Signe de l’importance du rendez-vous pour le monde du cinéma, les directeurs des huit plus grands festivals d’Europe, dont Cannes et Berlin, d’ordinaire en concurrence pour attirer les meilleurs films, ont prévu de marquer leur « solidarité envers l’industrie cinématographique mondiale », en plein marasme, en assistant à la soirée d’ouverture sur la lagune.

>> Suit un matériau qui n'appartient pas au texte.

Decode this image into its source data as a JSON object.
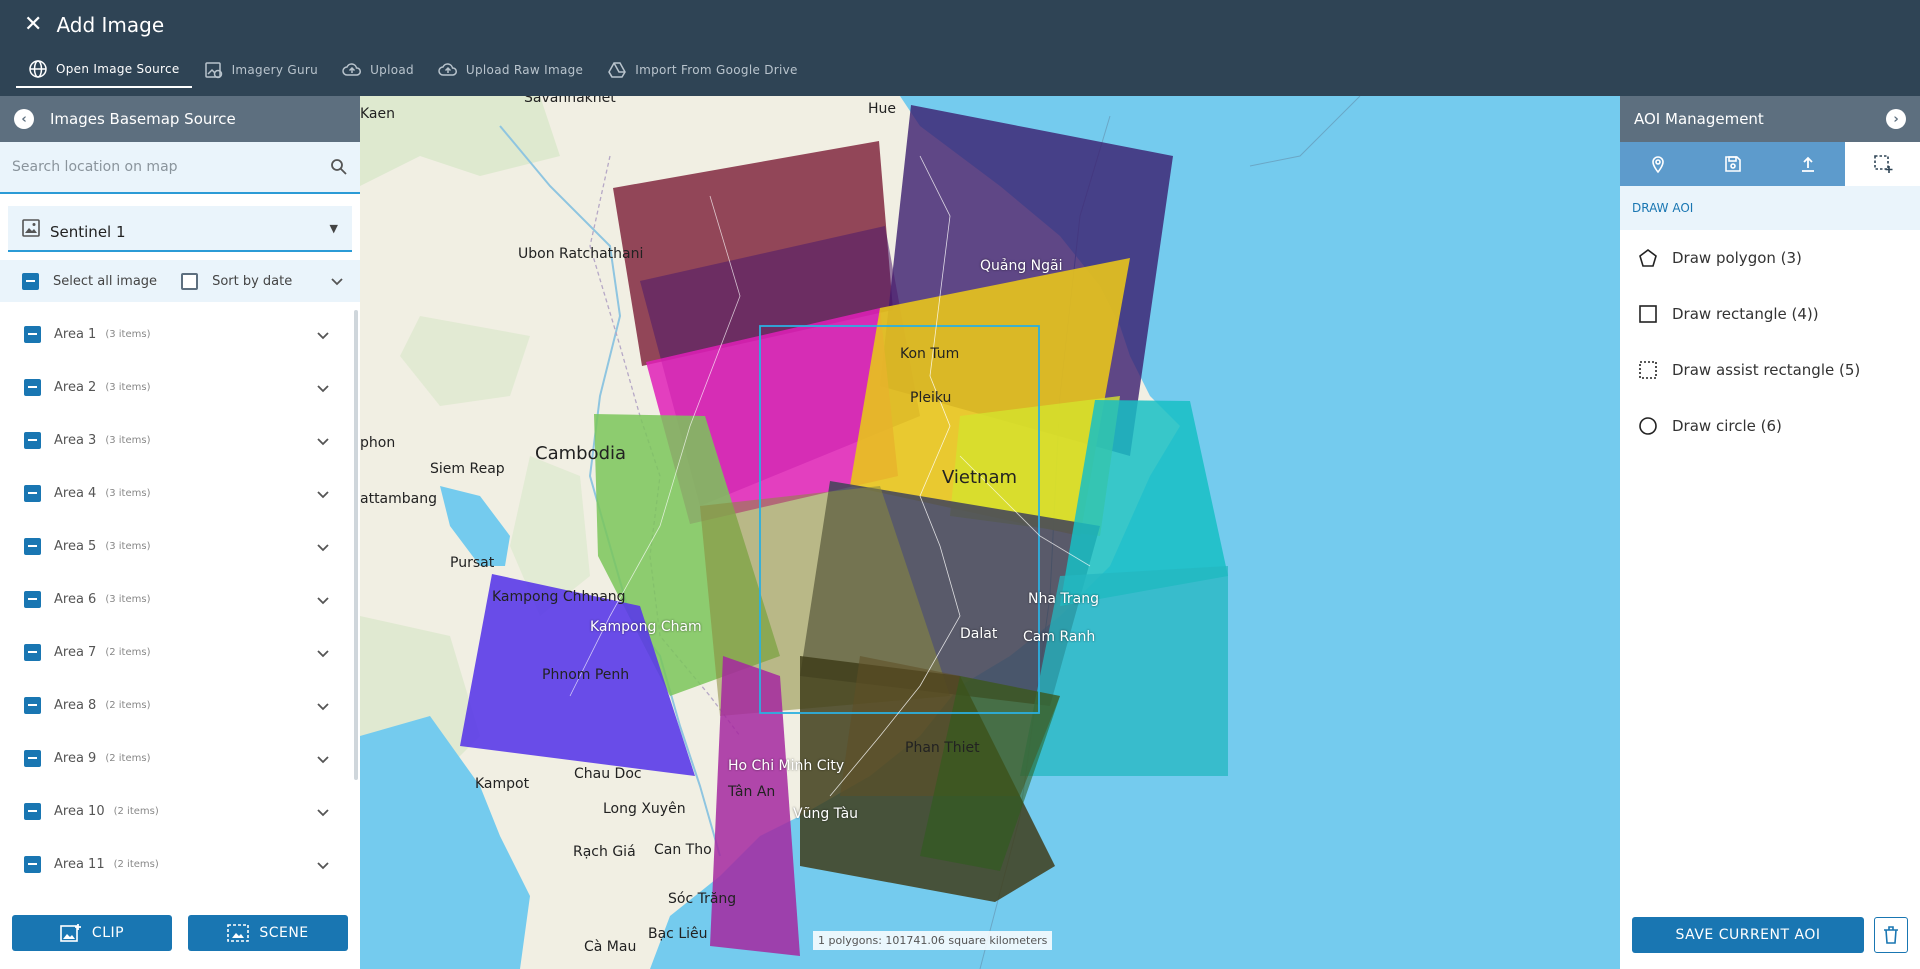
{
  "header": {
    "title": "Add Image",
    "tabs": [
      {
        "label": "Open Image Source",
        "icon": "globe-icon",
        "active": true
      },
      {
        "label": "Imagery Guru",
        "icon": "imagery-guru-icon",
        "active": false
      },
      {
        "label": "Upload",
        "icon": "cloud-upload-icon",
        "active": false
      },
      {
        "label": "Upload Raw Image",
        "icon": "cloud-upload-icon",
        "active": false
      },
      {
        "label": "Import From Google Drive",
        "icon": "google-drive-icon",
        "active": false
      }
    ]
  },
  "left_panel": {
    "title": "Images Basemap Source",
    "search_placeholder": "Search location on map",
    "source": "Sentinel 1",
    "select_all_label": "Select all image",
    "sort_label": "Sort by date",
    "areas": [
      {
        "name": "Area 1",
        "count": "(3 items)"
      },
      {
        "name": "Area 2",
        "count": "(3 items)"
      },
      {
        "name": "Area 3",
        "count": "(3 items)"
      },
      {
        "name": "Area 4",
        "count": "(3 items)"
      },
      {
        "name": "Area 5",
        "count": "(3 items)"
      },
      {
        "name": "Area 6",
        "count": "(3 items)"
      },
      {
        "name": "Area 7",
        "count": "(2 items)"
      },
      {
        "name": "Area 8",
        "count": "(2 items)"
      },
      {
        "name": "Area 9",
        "count": "(2 items)"
      },
      {
        "name": "Area 10",
        "count": "(2 items)"
      },
      {
        "name": "Area 11",
        "count": "(2 items)"
      }
    ],
    "clip_label": "CLIP",
    "scene_label": "SCENE"
  },
  "map": {
    "labels": {
      "savannakhet": "Savannakhet",
      "hue": "Hue",
      "kaen": "Kaen",
      "ubon": "Ubon Ratchathani",
      "quang_ngai": "Quảng Ngãi",
      "kon_tum": "Kon Tum",
      "pleiku": "Pleiku",
      "cambodia": "Cambodia",
      "vietnam": "Vietnam",
      "phon": "phon",
      "siem_reap": "Siem Reap",
      "battambang": "attambang",
      "pursat": "Pursat",
      "kampong_chhnang": "Kampong Chhnang",
      "kampong_cham": "Kampong Cham",
      "nha_trang": "Nha Trang",
      "dalat": "Dalat",
      "cam_ranh": "Cam Ranh",
      "phnom_penh": "Phnom Penh",
      "phan_thiet": "Phan Thiet",
      "kampot": "Kampot",
      "chau_doc": "Chau Doc",
      "hcmc": "Ho Chi Minh City",
      "tan_an": "Tân An",
      "long_xuyen": "Long Xuyên",
      "vung_tau": "Vũng Tàu",
      "rach_gia": "Rạch Giá",
      "can_tho": "Can Tho",
      "soc_trang": "Sóc Trăng",
      "ca_mau": "Cà Mau",
      "bac_lieu": "Bạc Liêu"
    },
    "scale_text": "1 polygons: 101741.06 square kilometers"
  },
  "right_panel": {
    "title": "AOI Management",
    "tabs": [
      "map-pin-icon",
      "save-icon",
      "upload-icon",
      "draw-aoi-icon"
    ],
    "subtitle": "DRAW AOI",
    "tools": [
      {
        "label": "Draw polygon (3)",
        "icon": "polygon-icon"
      },
      {
        "label": "Draw rectangle (4))",
        "icon": "rectangle-icon"
      },
      {
        "label": "Draw assist rectangle (5)",
        "icon": "dashed-rectangle-icon"
      },
      {
        "label": "Draw circle (6)",
        "icon": "circle-icon"
      }
    ],
    "save_label": "SAVE CURRENT AOI"
  }
}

La tenue de la 77e édition du plus ancien des festivals n’avait rien d’évident en Italie, l’un des pays d’Europe qui a payé le plus lourd tribut à la pandémie. Les studios ont la tête ailleurs, dans un secteur mis à terre par les conséquences de la crise sanitaire. Le grand rival historique, le Festival de Cannes, n’a pas pu se tenir au printemps.

Si tout se passe comme prévu, la planète cinéma aura à nouveau un tapis rouge à admirer, et regoûtera à l’excitation des premières mondiales, dans les salles obscures du Lido.

Mais au prix d’une voilure réduite et de « mesures de sécurité extraordinaires, appliquées avec rigueur pour assurer à tous les participants tranquillité et absence de prise de risques », a souligné le directeur de la Mostra, Alberto Barbera. Du coup, « quelques films spectaculaires vont manquer […] tandis que certains membres des équipes des films invités ne pourront pas venir », et pourront intervenir par vidéoconférence, a-t-il admis.  

En conséquence, l’histoire d’amour entre Hollywood et Venise, où de grosses productions américaines étaient présentées et placées ainsi en orbite pour la saison des prix américains, est mise entre parenthèses. Les stars internationales se feront très rares.

Scanneurs thermiques, masque à l’intérieur et à l’extérieur des salles : sur le Lido, où se concentrent en bord de mer les structures accueillant projections et conférences de presse, la direction du festival veut éviter le scénario catastrophe d’un foyer de contamination.

Le nombre de places en salles a été divisé par deux pour assurer la distanciation sociale et un test est exigé pour tous ceux qui viennent d’en dehors de l’espace Schengen.

Gitaï, Kurozawa, Garcia

Ce déluge de mesures sur fond de courbe ascensionnelle des contagions dans la péninsule ne doit pas faire oublier les 18 films en lice pour le Lion d’or, dont huit réalisés par des femmes.

M. Barbera a mis l’accent sur « la composante féminine, jusqu’ici cantonnée à des pourcentages embarrassants », espérant certainement mettre fin aux polémiques qui ont émaillé les précédentes éditions. Le sujet reste brûlant pour le monde du cinéma, trois ans après la vague #metoo.

Le jury est présidé par une femme, engagée sur ces questions, l’Australienne Cate Blanchett. Elle aura l’honneur de choisir le récipiendaire du prestigieux Lion d’or du meilleur film, parmi des productions venues aussi bien d’Italie, d’Inde que de Pologne.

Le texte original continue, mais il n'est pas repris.